Proof of Concept · Diffusion Models

Single-Step Diffusion Detail Restoration

A proof of concept for restoring degraded face renders from 3D Gaussian splatting avatars. Fine-tunes SD-Turbo with LoRA adapters for paired image-to-image translation in a single forward pass.

About

The Problem

Gaussian splatting is becoming a leading approach for photorealistic avatar generation. But current splat-based avatars produce renders with visible artifacts: blurred facial features, loss of fine detail around eyes and mouth, hair strand merging, and inconsistent skin texture.

This proof of concept demonstrates that a single-step approach grounded on the existing render can restore detail at interactive speeds while preserving identity. The degradation pipeline is synthetic, designed as a proxy for real splat render artifacts. In production, training would use actual degraded/clean render pairs from the target avatar pipeline.

Architecture

How It Works

The model adapts Stability AI's SD-Turbo for image-to-image restoration rather than text-to-image generation. The base model weights are frozen. Only LoRA adapters on the UNet and VAE decoder are trained, along with skip convolutions that bridge the encoder to the decoder at four resolution levels.

Encoder (Frozen)

The VAE encoder compresses the degraded 512x512 input into a 64x64 latent representation. Its weights are completely frozen during training.

UNet + LoRA (Rank 16)

The UNet processes the latent at timestep t=999, treating it as heavily corrupted and applying full restoration in a single step. LoRA adapters (rank 16) are added to the UNet attention layers. This is where the model learns the degraded-to-clean mapping.

VAE Decoder + LoRA (Rank 8)

The decoder reconstructs the output image from the processed latent. LoRA adapters (rank 8) fine-tune the decoder. Skip connections from the encoder feed spatial detail directly into the decoder at four resolution levels, initialized near-zero so they don't disrupt the pretrained weights early in training.

Loss Function

Three losses combined: L1 (weight 0.5) for pixel-level accuracy, LPIPS (weight 1.0) for perceptual similarity using VGG features, and Gram matrix (weight 0.07) for texture and surface detail. LPIPS leads the balance to push the model toward sharper, more visually correct outputs rather than blurry averages.

Try It

Live Demo

Select an example image below and run the model. It applies region-specific degradation to simulate Gaussian splat artifacts, then restores the image in a single forward pass.

Waking up the GPU — usually takes 30–60s

Data Pipeline

Region-Specific Degradation

A Segformer face parser segments each image into regions, and each region receives degradation calibrated to how splats typically fail there. Anisotropic variation masks keep the degradation patchy rather than uniform, mirroring how individual 3D Gaussians project differently by position, orientation, and scale.

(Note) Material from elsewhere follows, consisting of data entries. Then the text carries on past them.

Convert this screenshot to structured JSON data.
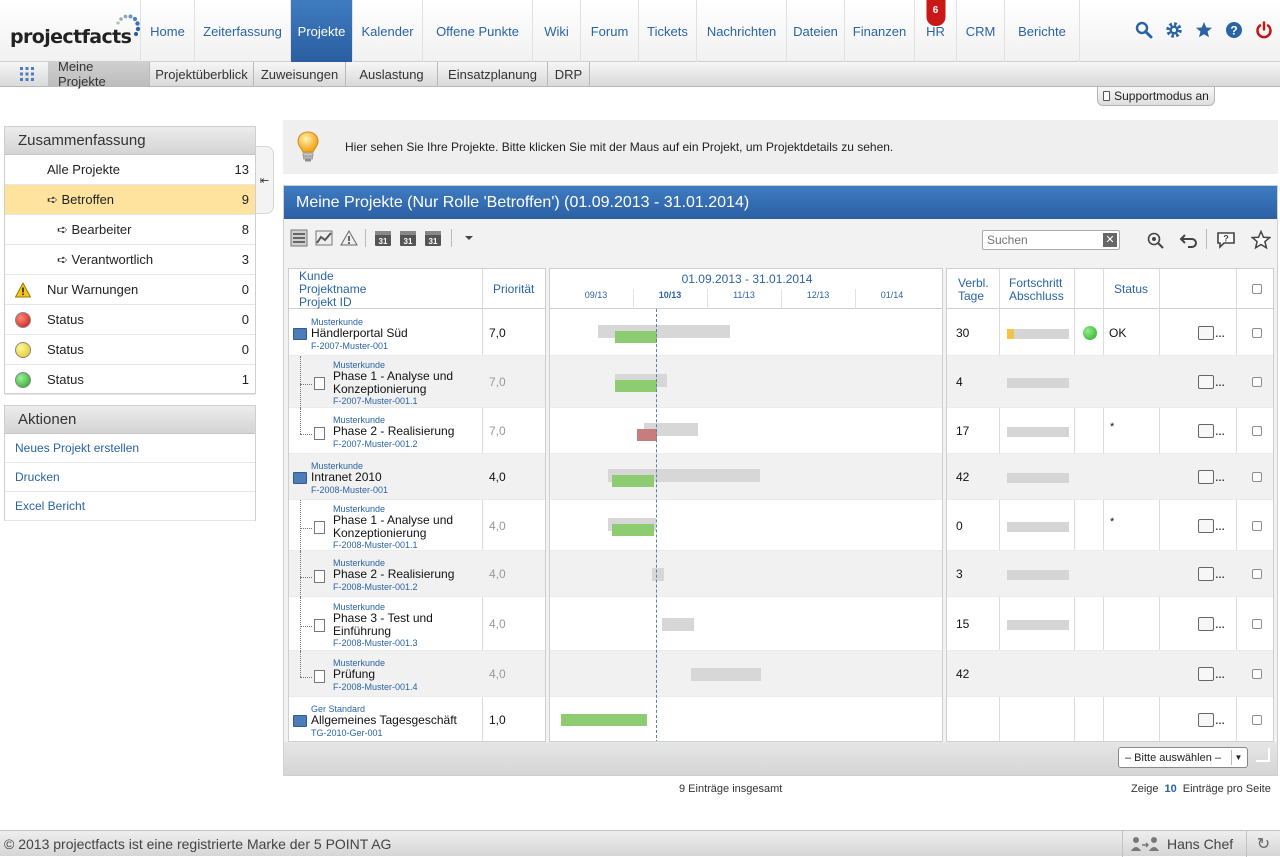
{
  "app": {
    "logo_text": "projectfacts"
  },
  "nav": {
    "items": [
      {
        "label": "Home"
      },
      {
        "label": "Zeiterfassung"
      },
      {
        "label": "Projekte"
      },
      {
        "label": "Kalender"
      },
      {
        "label": "Offene Punkte"
      },
      {
        "label": "Wiki"
      },
      {
        "label": "Forum"
      },
      {
        "label": "Tickets"
      },
      {
        "label": "Nachrichten"
      },
      {
        "label": "Dateien"
      },
      {
        "label": "Finanzen"
      },
      {
        "label": "HR",
        "badge": "6"
      },
      {
        "label": "CRM"
      },
      {
        "label": "Berichte"
      }
    ],
    "active_index": 2,
    "icons": [
      "search-icon",
      "gear-icon",
      "star-icon",
      "help-icon",
      "power-icon"
    ]
  },
  "subnav": {
    "tabs": [
      {
        "label": "Meine Projekte"
      },
      {
        "label": "Projektüberblick"
      },
      {
        "label": "Zuweisungen"
      },
      {
        "label": "Auslastung"
      },
      {
        "label": "Einsatzplanung"
      },
      {
        "label": "DRP"
      }
    ],
    "active_index": 0
  },
  "support_button": "Supportmodus an",
  "summary": {
    "title": "Zusammenfassung",
    "rows": [
      {
        "label": "Alle Projekte",
        "count": "13"
      },
      {
        "label": "➪ Betroffen",
        "count": "9"
      },
      {
        "label": "➪ Bearbeiter",
        "count": "8"
      },
      {
        "label": "➪ Verantwortlich",
        "count": "3"
      },
      {
        "label": "Nur Warnungen",
        "count": "0"
      },
      {
        "label": "Status",
        "count": "0"
      },
      {
        "label": "Status",
        "count": "0"
      },
      {
        "label": "Status",
        "count": "1"
      }
    ]
  },
  "actions": {
    "title": "Aktionen",
    "items": [
      {
        "label": "Neues Projekt erstellen"
      },
      {
        "label": "Drucken"
      },
      {
        "label": "Excel Bericht"
      }
    ]
  },
  "info": {
    "text": "Hier sehen Sie Ihre Projekte. Bitte klicken Sie mit der Maus auf ein Projekt, um Projektdetails zu sehen."
  },
  "projects_panel": {
    "title": "Meine Projekte (Nur Rolle 'Betroffen') (01.09.2013 - 31.01.2014)",
    "search_placeholder": "Suchen",
    "headers": {
      "kunde": "Kunde",
      "projektname": "Projektname",
      "projekt_id": "Projekt ID",
      "prioritaet": "Priorität",
      "gantt_range": "01.09.2013 - 31.01.2014",
      "months": [
        "09/13",
        "10/13",
        "11/13",
        "12/13",
        "01/14"
      ],
      "current_month_index": 1,
      "verbl_tage_1": "Verbl.",
      "verbl_tage_2": "Tage",
      "fortschritt_1": "Fortschritt",
      "fortschritt_2": "Abschluss",
      "status": "Status"
    },
    "rows": [
      {
        "customer": "Musterkunde",
        "name1": "Händlerportal Süd",
        "name2": "",
        "id": "F-2007-Muster-001",
        "priority": "7,0",
        "days": "30",
        "progress": 0.12,
        "status": "OK",
        "status_dot": true,
        "note": "",
        "level": 0
      },
      {
        "customer": "Musterkunde",
        "name1": "Phase 1 - Analyse und",
        "name2": "Konzeptionierung",
        "id": "F-2007-Muster-001.1",
        "priority": "7,0",
        "days": "4",
        "progress": 0,
        "status": "",
        "note": "",
        "level": 1
      },
      {
        "customer": "Musterkunde",
        "name1": "Phase 2 - Realisierung",
        "name2": "",
        "id": "F-2007-Muster-001.2",
        "priority": "7,0",
        "days": "17",
        "progress": 0,
        "status": "",
        "note": "*",
        "level": 1
      },
      {
        "customer": "Musterkunde",
        "name1": "Intranet 2010",
        "name2": "",
        "id": "F-2008-Muster-001",
        "priority": "4,0",
        "days": "42",
        "progress": 0,
        "status": "",
        "note": "",
        "level": 0
      },
      {
        "customer": "Musterkunde",
        "name1": "Phase 1 - Analyse und",
        "name2": "Konzeptionierung",
        "id": "F-2008-Muster-001.1",
        "priority": "4,0",
        "days": "0",
        "progress": 0,
        "status": "",
        "note": "*",
        "level": 1
      },
      {
        "customer": "Musterkunde",
        "name1": "Phase 2 - Realisierung",
        "name2": "",
        "id": "F-2008-Muster-001.2",
        "priority": "4,0",
        "days": "3",
        "progress": 0,
        "status": "",
        "note": "",
        "level": 1
      },
      {
        "customer": "Musterkunde",
        "name1": "Phase 3 - Test und",
        "name2": "Einführung",
        "id": "F-2008-Muster-001.3",
        "priority": "4,0",
        "days": "15",
        "progress": 0,
        "status": "",
        "note": "",
        "level": 1
      },
      {
        "customer": "Musterkunde",
        "name1": "Prüfung",
        "name2": "",
        "id": "F-2008-Muster-001.4",
        "priority": "4,0",
        "days": "42",
        "progress": null,
        "status": "",
        "note": "",
        "level": 1
      },
      {
        "customer": "Ger Standard",
        "name1": "Allgemeines Tagesgeschäft",
        "name2": "",
        "id": "TG-2010-Ger-001",
        "priority": "1,0",
        "days": "",
        "progress": null,
        "status": "",
        "note": "",
        "level": 0
      }
    ],
    "select_label": "– Bitte auswählen –",
    "total_entries": "9 Einträge insgesamt",
    "per_page_prefix": "Zeige",
    "per_page_value": "10",
    "per_page_suffix": "Einträge pro Seite"
  },
  "footer": {
    "copyright": "© 2013 projectfacts ist eine registrierte Marke der 5 POINT AG",
    "user": "Hans Chef"
  },
  "colors": {
    "nav_active": "#2f6aae",
    "link": "#2a64a5",
    "selected_row": "#fde39d",
    "progress_done": "#8dcc71",
    "progress_late": "#c57e7c"
  }
}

The mouth region gets the heaviest degradation (0.9) because of depth discontinuities between teeth, lips, and tongue. Eyes receive 0.7 due to fine detail loss from competing splats in small areas. Hair gets 0.6 from strand clumping caused by splat merging. Nose and skin receive progressively less.

Region-specific degradation pipeline diagram

Training

Configuration

12,000

Training Images

CelebA-HQ at 512x512

600

Test Images

Unseen during training

5e-5

Learning Rate

500-step warmup, linear decay

FP16

Precision

Mixed precision training

L40S

Hardware

NVIDIA 48GB

0.3

Skip Dropout

On encoder-decoder connections

Scaling

Experiments

Multiple training runs were tracked in Weights and Biases, testing dataset size, LoRA rank, learning rate, skip dropout, and trainable layer count. Adjusting these hyperparameters collectively lowered the LPIPS score from 0.234 to 0.204 and confirmed that data diversity, regularisation, and adapter capacity were the main levers for generalisation.

Limitations

What This Doesn't Do

The face-parsing degradation approximates Gaussian splat artifacts from observed patterns but is not calibrated to any specific rendering engine. Production use would require training on real degraded and clean render pairs.

CelebA-HQ is a stand-in for actual avatar renders. It skews toward certain demographics and lighting conditions. A production system would need training data that matches the target pipeline's output distribution.

There is no temporal consistency across frames. Video enhancement would require additional constraints like optical flow warping and temporal losses. Resolution is fixed at 512x512.